«Remerciez Dieu, ma bien-aimée! je suis arrivé à temps pour le combat, et n'ai point été étranger à la victoire; vos saintes et virginales prières ont été exaucées; Dieu, invoqué par le plus beau de ses anges, a veillé sur moi et sur mon honneur.
»Jamais victoire n'a été plus complète, ma bien-aimée Luisa; sur le champ de bataille même, mon cher général m'a serré sur son coeur et m'a fait chef de brigade. L'armée de Mack s'est évanouie comme une fumée! Je pars à l'instant pour Civita-Ducale, d'où je trouverai moyen de vous expédier cette lettre. Dans le désordre qui va résulter de notre victoire et de la défaite des Napolitains, il est impossible de compter sur la poste. Je vous aime tout à la fois d'un coeur gonflé d'amour et d'orgueil. Je vous aime! je vous aime!...

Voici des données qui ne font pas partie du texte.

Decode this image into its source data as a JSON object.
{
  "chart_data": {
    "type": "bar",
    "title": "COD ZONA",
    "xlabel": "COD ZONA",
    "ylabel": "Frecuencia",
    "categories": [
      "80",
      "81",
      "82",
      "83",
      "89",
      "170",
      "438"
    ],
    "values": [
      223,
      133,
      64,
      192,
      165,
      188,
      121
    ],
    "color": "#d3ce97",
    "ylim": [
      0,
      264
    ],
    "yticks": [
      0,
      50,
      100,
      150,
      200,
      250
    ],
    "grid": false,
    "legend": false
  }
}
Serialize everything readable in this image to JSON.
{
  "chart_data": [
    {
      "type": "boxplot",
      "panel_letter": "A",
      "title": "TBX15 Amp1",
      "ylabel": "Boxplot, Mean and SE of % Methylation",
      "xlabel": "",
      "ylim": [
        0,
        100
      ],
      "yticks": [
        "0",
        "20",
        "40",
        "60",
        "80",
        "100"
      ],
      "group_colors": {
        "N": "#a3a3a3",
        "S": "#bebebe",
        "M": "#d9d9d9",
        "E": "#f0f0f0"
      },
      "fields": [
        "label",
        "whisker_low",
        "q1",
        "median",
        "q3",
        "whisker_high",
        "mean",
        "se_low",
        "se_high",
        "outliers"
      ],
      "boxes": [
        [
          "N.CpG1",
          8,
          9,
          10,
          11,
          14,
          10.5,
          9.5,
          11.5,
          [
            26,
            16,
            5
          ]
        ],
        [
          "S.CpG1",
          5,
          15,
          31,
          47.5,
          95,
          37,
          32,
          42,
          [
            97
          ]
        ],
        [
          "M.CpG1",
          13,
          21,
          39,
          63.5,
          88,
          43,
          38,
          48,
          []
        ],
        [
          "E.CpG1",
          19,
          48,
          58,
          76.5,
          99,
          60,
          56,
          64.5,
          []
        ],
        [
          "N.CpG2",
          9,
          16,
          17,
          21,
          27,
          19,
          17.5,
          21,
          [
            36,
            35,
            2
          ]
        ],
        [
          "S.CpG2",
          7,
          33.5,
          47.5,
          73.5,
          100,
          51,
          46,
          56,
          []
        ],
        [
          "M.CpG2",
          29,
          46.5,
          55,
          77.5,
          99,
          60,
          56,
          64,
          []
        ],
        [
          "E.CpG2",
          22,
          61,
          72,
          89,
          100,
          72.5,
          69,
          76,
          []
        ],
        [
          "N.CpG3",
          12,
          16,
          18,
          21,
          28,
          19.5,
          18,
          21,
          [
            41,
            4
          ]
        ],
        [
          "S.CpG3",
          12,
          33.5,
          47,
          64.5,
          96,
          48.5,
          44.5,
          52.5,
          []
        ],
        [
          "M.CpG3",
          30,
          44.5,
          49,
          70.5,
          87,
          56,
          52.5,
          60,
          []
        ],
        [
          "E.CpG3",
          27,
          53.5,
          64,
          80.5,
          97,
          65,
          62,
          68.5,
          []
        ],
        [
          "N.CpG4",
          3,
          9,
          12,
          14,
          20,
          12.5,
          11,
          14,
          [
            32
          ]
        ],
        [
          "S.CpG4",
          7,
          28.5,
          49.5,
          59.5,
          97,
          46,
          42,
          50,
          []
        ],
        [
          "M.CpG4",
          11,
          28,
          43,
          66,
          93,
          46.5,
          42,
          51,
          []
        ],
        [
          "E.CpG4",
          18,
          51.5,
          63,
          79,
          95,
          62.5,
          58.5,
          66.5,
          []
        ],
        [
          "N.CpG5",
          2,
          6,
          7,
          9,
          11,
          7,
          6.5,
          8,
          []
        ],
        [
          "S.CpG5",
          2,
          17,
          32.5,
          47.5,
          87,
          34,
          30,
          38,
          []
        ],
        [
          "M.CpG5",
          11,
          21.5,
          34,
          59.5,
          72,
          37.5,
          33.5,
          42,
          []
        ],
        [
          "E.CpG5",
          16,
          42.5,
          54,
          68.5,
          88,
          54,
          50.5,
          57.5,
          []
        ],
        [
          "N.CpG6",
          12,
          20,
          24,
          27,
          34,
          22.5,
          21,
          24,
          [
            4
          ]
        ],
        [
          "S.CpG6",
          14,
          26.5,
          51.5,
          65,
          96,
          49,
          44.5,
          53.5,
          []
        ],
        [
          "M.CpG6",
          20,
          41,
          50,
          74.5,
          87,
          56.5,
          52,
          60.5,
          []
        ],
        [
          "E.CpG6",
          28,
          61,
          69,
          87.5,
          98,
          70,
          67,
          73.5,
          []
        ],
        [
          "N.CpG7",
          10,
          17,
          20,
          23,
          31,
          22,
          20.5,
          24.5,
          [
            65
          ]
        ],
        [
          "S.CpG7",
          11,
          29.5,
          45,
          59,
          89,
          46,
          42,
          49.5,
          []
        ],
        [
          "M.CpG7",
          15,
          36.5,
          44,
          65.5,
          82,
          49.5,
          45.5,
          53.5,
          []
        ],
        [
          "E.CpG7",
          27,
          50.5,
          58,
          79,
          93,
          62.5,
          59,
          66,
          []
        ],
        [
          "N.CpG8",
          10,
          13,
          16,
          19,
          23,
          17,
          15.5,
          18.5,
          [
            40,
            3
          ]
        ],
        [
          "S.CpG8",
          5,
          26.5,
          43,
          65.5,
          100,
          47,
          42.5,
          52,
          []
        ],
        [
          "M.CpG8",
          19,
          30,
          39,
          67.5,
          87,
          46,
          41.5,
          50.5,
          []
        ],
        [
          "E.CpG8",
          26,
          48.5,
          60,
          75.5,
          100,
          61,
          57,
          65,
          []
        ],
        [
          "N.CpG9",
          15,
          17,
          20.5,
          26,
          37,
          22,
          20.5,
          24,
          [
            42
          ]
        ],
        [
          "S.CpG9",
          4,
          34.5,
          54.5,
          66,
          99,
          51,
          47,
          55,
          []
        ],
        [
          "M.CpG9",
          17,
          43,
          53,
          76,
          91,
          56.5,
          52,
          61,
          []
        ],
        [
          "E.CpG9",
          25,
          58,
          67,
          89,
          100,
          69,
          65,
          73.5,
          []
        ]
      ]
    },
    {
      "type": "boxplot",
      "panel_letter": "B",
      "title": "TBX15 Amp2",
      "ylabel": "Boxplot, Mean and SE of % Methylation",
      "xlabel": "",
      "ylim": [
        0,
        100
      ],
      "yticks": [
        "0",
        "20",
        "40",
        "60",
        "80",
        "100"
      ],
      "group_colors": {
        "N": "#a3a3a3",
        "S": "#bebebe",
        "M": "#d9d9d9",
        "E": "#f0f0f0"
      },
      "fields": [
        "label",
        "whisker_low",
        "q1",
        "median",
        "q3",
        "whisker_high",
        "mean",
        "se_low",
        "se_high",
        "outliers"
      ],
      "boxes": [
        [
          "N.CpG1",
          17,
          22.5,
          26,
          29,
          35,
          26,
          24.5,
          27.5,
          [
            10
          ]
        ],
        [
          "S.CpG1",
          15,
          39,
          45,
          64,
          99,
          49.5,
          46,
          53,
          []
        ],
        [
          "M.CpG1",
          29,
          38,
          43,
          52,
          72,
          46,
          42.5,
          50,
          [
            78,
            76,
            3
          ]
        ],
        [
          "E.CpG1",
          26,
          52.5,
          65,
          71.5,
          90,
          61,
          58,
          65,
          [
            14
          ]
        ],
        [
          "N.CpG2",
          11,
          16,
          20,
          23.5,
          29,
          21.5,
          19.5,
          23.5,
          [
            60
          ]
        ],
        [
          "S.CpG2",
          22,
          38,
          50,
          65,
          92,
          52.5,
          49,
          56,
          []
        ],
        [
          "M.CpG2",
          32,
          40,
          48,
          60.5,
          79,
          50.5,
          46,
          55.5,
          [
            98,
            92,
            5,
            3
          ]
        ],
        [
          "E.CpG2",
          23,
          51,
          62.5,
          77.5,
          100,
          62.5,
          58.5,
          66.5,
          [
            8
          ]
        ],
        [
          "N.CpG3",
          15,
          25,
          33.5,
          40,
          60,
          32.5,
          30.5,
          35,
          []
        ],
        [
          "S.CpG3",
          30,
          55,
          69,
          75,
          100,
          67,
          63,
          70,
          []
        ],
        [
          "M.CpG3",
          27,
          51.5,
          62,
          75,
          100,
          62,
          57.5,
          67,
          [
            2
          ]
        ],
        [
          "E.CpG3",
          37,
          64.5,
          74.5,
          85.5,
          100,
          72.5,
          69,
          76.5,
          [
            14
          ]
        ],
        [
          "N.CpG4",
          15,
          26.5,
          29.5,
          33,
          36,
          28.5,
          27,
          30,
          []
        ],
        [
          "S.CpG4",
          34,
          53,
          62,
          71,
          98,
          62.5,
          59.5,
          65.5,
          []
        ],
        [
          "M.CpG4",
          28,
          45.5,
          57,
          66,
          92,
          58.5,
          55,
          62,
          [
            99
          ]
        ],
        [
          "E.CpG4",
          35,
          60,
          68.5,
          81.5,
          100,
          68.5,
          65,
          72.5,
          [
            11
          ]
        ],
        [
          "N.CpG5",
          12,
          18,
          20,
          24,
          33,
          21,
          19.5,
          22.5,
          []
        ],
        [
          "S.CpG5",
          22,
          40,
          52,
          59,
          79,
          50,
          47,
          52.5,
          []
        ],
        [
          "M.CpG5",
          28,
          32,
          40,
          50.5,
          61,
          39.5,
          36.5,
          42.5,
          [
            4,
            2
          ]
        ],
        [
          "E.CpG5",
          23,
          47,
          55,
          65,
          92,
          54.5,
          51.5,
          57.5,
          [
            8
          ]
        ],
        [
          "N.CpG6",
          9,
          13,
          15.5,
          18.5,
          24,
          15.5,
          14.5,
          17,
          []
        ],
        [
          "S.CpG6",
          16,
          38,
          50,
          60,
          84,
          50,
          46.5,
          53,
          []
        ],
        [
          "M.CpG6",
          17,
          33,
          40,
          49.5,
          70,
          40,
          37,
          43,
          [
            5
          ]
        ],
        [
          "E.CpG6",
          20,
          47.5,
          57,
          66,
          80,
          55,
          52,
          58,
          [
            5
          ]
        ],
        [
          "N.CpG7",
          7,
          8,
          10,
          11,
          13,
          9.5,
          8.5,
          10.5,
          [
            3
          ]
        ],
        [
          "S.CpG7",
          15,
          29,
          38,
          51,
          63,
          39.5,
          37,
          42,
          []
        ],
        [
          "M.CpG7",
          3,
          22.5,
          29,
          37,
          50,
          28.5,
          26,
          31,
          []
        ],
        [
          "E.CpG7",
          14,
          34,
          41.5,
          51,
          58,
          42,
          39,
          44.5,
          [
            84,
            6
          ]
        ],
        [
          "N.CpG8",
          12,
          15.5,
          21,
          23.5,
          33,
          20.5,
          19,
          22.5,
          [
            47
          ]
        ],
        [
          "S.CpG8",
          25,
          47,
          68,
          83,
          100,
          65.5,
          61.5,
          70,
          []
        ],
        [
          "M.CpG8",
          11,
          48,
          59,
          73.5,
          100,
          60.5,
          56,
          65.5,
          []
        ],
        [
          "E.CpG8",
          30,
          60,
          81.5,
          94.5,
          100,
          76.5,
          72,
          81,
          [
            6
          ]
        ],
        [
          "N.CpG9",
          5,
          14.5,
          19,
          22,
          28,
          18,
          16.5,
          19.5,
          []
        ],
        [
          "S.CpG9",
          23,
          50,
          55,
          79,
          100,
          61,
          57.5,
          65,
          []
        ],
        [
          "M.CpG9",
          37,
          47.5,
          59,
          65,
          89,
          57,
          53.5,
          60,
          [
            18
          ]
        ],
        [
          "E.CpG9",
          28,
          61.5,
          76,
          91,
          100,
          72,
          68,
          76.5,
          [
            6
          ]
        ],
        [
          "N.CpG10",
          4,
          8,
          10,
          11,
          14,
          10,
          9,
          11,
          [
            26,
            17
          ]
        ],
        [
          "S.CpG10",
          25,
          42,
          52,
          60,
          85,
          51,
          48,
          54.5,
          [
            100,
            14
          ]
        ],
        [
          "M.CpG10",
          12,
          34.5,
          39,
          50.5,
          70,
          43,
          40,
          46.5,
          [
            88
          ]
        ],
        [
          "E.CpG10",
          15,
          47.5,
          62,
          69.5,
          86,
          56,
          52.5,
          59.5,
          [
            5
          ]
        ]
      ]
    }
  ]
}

»Civita-Ducale, deux heures du matin,
»Me voilà déjà plus près de vous de dix lieues. Nous avons trouvé, Hector Caraffa et moi, un paysan qui, grâce à mon cheval, que j'avais laissé ici et dont vous ferez tous mes compliments à Michele, consent à partir à l'instant même; il ne s'arrêtera que lorsque le cheval tombera sous lui, et il en prendra aussitôt un autre; il se charge de porter une lettre à celui de nos amis chez lequel Hector était caché à Portici. Votre lettre sera incluse dans la sienne; il vous la fera passer.
»Je vous dis cela pour que vous ne cherchiez pas comment elle vous arrive; cette préoccupation vous éloignerait un instant de moi. Non, je veux que vous soyez tout à la joie de me lire, comme je suis, moi, tout au bonheur de vous écrire.
»Notre victoire est si complète, que je ne crois pas que nous ayons une autre bataille à livrer. Nous marchons droit sur Naples, et, si rien ne nous arrête, comme c'est probable, je pourrai vous revoir dans huit ou dix jours au plus.
»Vous laisserez ouverte la fenêtre par laquelle je suis sorti, je rentrerai par cette même fenêtre. Je vous reverrai dans cette même chambre où j'ai été si heureux, je vous y rapporterai la vie que vous m'y avez donnée.
»Je ne négligerai aucune occasionne de vous écrire; si cependant vous ne receviez pas de lettre de moi, ne soyez pas inquiète, les messagers auraient été infidèles, arrêtés ou tués.
»O Naples! ma chère patrie! mon second amour après vous! Naples, tu vas donc être libre!
»Je ne veux pas retarder mon courrier, je ne veux pas retarder votre joie; je suis heureux deux fois, de mon bonheur et du vôtre. Au revoir, ma bien adorée Luisa! Je vous aime! je vous aime!...
»SALVATO.»
Luisa lut la lettre du jeune homme dix fois, vingt fois peut-être; elle l'eût relue sans cesse, la mesure du temps manquait.
Tout à coup, Giovannina frappa à la porte.
—M. le chevalier rentre, dit-elle.
Luisa jeta un cri, baisa la lettre, la mit sur son coeur, jeta, en sortant de la chambre, un regard vers cette autre chambre par la fenêtre de laquelle était sorti Salvato, fenêtre par laquelle il devait rentrer.
—Oui, oui, murmura-t-elle en lui envoyant un sourire.
Cet amour était si fécond, qu'il donnait une existence à tous les objets inertes ou insensibles qui entouraient Luisa et qui avaient entouré Salvato.